Maykel Verkuyten’in Etnik Kimlik üzerine yürüttüğü araştırmaya göre Etnik Kimlik tanımlamasının dört unsuru vardır. Bu unsurlar : 1 ) Olmak; gözle görülebilen özellikler, 2 ) Hissetmek, 3 ) Yapmak ; Grup faaliyetlerine katılmak, 4) Bilmek; Grup inançlarına katılım olarak sınıflandırılmıştır. Bu sınıflama ekseninde ne yazık ki toplumumuz ‘olmak’ dışındaki unsurlardan her geçen gün kopuyor ve etno –kültürel kırıma doğru hızla yol alıyor. İşte burada tekrar sormak gerekli öz savunması olmayan bir canlı ancak teslimiyetle ifade edilirken bir toplumun öz savunması nedir – nasıl olmalıdır ?
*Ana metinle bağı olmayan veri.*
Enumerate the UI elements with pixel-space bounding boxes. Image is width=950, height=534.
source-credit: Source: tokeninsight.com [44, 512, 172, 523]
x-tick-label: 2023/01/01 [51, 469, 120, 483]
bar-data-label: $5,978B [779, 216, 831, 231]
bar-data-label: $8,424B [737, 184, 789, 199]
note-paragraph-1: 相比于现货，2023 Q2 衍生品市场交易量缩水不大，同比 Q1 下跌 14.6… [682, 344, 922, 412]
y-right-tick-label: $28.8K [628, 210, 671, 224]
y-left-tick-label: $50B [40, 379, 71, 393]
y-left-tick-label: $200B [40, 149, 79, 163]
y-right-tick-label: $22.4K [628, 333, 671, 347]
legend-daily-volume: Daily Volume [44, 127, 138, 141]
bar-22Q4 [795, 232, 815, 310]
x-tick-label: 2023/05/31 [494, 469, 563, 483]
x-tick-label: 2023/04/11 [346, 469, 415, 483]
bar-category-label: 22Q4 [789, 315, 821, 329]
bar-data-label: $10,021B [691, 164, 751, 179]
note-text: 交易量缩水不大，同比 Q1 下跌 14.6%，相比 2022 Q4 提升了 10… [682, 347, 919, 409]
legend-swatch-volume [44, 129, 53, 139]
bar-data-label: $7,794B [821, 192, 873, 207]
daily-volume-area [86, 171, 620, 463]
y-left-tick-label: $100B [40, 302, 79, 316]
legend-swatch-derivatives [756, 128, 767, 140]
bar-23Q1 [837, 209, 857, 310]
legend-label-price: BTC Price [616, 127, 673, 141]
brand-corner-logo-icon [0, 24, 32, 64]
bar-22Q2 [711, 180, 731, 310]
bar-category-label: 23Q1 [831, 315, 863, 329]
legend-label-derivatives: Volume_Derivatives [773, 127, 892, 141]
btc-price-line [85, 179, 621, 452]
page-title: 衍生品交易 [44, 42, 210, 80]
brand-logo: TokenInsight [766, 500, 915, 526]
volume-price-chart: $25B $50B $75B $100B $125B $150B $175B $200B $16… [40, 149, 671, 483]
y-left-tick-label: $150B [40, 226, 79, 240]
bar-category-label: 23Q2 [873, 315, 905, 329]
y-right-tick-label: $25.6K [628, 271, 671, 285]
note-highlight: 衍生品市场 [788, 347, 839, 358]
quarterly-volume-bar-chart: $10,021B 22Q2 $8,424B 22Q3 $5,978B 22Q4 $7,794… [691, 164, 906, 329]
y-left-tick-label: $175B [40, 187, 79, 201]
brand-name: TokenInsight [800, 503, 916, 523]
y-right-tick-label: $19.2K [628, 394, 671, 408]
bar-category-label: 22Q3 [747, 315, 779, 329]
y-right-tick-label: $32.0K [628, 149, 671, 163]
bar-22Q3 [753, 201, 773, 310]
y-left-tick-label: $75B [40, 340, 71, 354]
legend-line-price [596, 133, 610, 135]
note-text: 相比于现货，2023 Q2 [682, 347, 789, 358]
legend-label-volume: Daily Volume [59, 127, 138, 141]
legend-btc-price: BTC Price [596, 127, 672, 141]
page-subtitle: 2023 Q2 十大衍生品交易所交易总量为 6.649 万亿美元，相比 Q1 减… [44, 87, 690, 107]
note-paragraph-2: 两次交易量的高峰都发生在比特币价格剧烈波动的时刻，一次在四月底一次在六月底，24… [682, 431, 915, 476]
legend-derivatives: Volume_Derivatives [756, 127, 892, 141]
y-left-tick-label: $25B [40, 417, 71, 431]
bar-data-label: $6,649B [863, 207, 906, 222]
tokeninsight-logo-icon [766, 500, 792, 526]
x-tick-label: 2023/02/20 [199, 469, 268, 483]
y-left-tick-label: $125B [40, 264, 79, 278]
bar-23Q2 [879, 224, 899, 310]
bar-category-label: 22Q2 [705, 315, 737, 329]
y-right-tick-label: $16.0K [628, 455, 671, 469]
Toplumsal savunma topluluğun tüm bireyleri tarafından güvenliğin ortaklaşa gerçekleştirilmesi ile mümkündür. Toplumsal güvenlik ise dil – kültür- inanç gibi özelliklerin örgütlenmesi ile gelişir. Ancak bu biçimde toplum kendi farklılığını koruyarak iradesini geliştirebilir. Tarihine, Kültürüne, Kimliğine ait olan ancak tekçi akıl tarafından gasp edilen değerlerini geri alarak ortak değerler haline getirmedikçe hiçbir toplum kendisini koruyamaz. Soykırım ve topluma karşı her türlü saldırıyı önlemenin tek yolu toplumu iç dinamikleriyle buluşturarak ahlaki politik gücünü yeniden kazandırmakla sağlanabilir. Kendi kendisine yetebilen, kendi sorunlarını çözebilme gücüne ulaşmış ve bunu süreklileştirebilen toplumlar güvenlik ve savunma sorunlarını büyük ölçüde çözebilirler.Toplumları çoklu kimliklerine saldırarak parçalamayı ve bu yöntemle zayıf düşürerek kendisine bağlamayı hedefleyen, uygarlık hastalıklarını toplumlara bulaştırarak çürümeyi dayatan politikalara karşı tek çözüm Rızalık Şehri öğretilerini bir biçimde yaşama katmaktır.